Als je niet zeker weet of dat de juiste waarde is (omdat je met triggers misschien ook acties uitvoert) kun je met IDENT_CURRENT('tabel') de laatste ID waarde van een tabel opvragen (let op, als iemand anders een record toevoegt, krijg je de ID terug van dat record)!

En soms wil je zelf records met waardes invoeren. Daarvoor gebruik je de:



SET IDENTITY_INSERT tabelnaam ON;


INSERT INTO tabelnaam (...)

SET IDENTITY_INSERT tabelnaam OFF;

En als je de teller voor de automatische waardes terug wilt zetten of bepaalde ID's wilt overslaan, daarvoor gebruik je de functie DBCC CHECKIDENT.
Handig als je niet een TRUNCATE op een tabel kunt uitvoeren omdat er foreign keys aan gekoppeld zijn en je genoodzaakt bent om een DELETE uit te voeren, het is dan wel netjes om je auto-incrementveld weer op 1 te laten beginnen. In de documentatie kun je hier meer over lezen.

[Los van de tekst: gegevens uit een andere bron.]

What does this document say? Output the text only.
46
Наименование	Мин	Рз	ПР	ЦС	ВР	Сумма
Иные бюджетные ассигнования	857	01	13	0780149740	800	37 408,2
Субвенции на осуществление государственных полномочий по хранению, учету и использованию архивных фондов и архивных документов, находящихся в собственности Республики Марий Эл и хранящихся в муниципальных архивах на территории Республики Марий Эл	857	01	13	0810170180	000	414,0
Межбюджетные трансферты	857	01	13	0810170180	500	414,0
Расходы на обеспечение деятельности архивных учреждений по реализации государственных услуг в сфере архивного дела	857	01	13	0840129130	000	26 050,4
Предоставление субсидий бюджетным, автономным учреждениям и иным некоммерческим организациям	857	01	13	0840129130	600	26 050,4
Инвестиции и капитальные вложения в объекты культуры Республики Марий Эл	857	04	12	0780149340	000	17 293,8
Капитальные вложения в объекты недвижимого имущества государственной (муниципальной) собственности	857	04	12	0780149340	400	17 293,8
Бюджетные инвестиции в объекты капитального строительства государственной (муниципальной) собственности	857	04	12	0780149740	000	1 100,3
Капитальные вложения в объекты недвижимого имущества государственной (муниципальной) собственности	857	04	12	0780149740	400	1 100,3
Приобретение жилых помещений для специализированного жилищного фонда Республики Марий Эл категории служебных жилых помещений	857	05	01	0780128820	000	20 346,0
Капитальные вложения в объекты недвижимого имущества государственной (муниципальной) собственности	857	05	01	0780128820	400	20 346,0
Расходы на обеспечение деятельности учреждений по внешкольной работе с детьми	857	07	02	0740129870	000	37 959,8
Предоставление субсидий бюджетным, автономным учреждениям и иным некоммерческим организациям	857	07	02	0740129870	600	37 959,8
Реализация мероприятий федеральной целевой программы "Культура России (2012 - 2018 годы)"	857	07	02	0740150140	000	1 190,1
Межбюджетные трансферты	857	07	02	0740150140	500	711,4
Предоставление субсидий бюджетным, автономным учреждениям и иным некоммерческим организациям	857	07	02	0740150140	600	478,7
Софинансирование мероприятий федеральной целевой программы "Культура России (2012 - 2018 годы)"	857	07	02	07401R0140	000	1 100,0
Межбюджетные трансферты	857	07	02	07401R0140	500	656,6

En hier kom ik nog iets tegen wat ik niet kende. Je werkt eigenlijk alleen met die IDENTITY.
Maar soms heb je een ander "oplopend getal" nodig, daarvoor kun je een SEQUENCE gebruiken.
Het voorbeeld wat gegeven wordt is:


CREATE SEQUENCE Sales.InvoiceNumber AS INT
START WITH 1000 INCREMENT BY 1;

INSERT INTO Sales.ResellerInvoice
VALUES
(NEXT VALUE FOR Sales.InvoiceNumber, 2, GETDATE(), 'PO12345', 107.99);

SEQUENCE gebruik je om een veld te delen over meerdere kolommen en/of meerdere tabellen.
Met SEQUENCE kun  je sorteren op een andere kolom. Voorbeeld wat gegeven wordt:


SELECT NEXT VALUE FOR dbo.Sequence OVER (ORDER BY Name) AS NextID,
    ProductID,
    Name
FROM Production.Product;

Als je meerdere nummers nodig hebt kun je met IDENTITY "gaten" krijgen.
Het voorbeeld wordt gegeven om de stored procedure sp_sequence_get_range te gebruiken.

Het MERGE statement heb ik volgens mij wel eens in BULK-statements gebruikt.
Je gebruikt vaak een INSERT of UPDATE, maar met MERGE INTO ... kun je zorgen dat:

  • bestaande data bijgewerkt wordt
  • nieuwe records aangemaakt worden
  • niet matchende records verwijderd worden

 

Voorbeeld wat hierbij gegeven wordt:


MERGE INTO schema_name.table_name AS TargetTbl
USING (SELECT <select_list>) AS SourceTbl
ON (TargetTbl.col1 = SourceTbl.col1)
WHEN MATCHED THEN
   UPDATE SET TargetTbl.col2 = SourceTbl.col2
WHEN NOT MATCHED [BY TARGET] THEN
   INSERT (<column_list>)
   VALUES (<value_list>)
WHEN NOT MATCHED BY SOURCE THEN
   DELETE;

Mocht je zelf met de oefening aan de slag willen gaan:
Setup instructies

Uitleg oefening
 

Een groot deel van de statements en het gebruik kende ik al, maar ik kwam hier (zie ook de samenvatting bovenaan) toch zaken tegen die ik niet kende. En dus ook niet gebruik(te). En misschien later toch nog wel eens nodig ga hebben. Handig dat ik dan op mijn eigen blog dit makkelijk terug kan zoeken ;)
In ieder geval, een goed bestede en nuttige studiedag!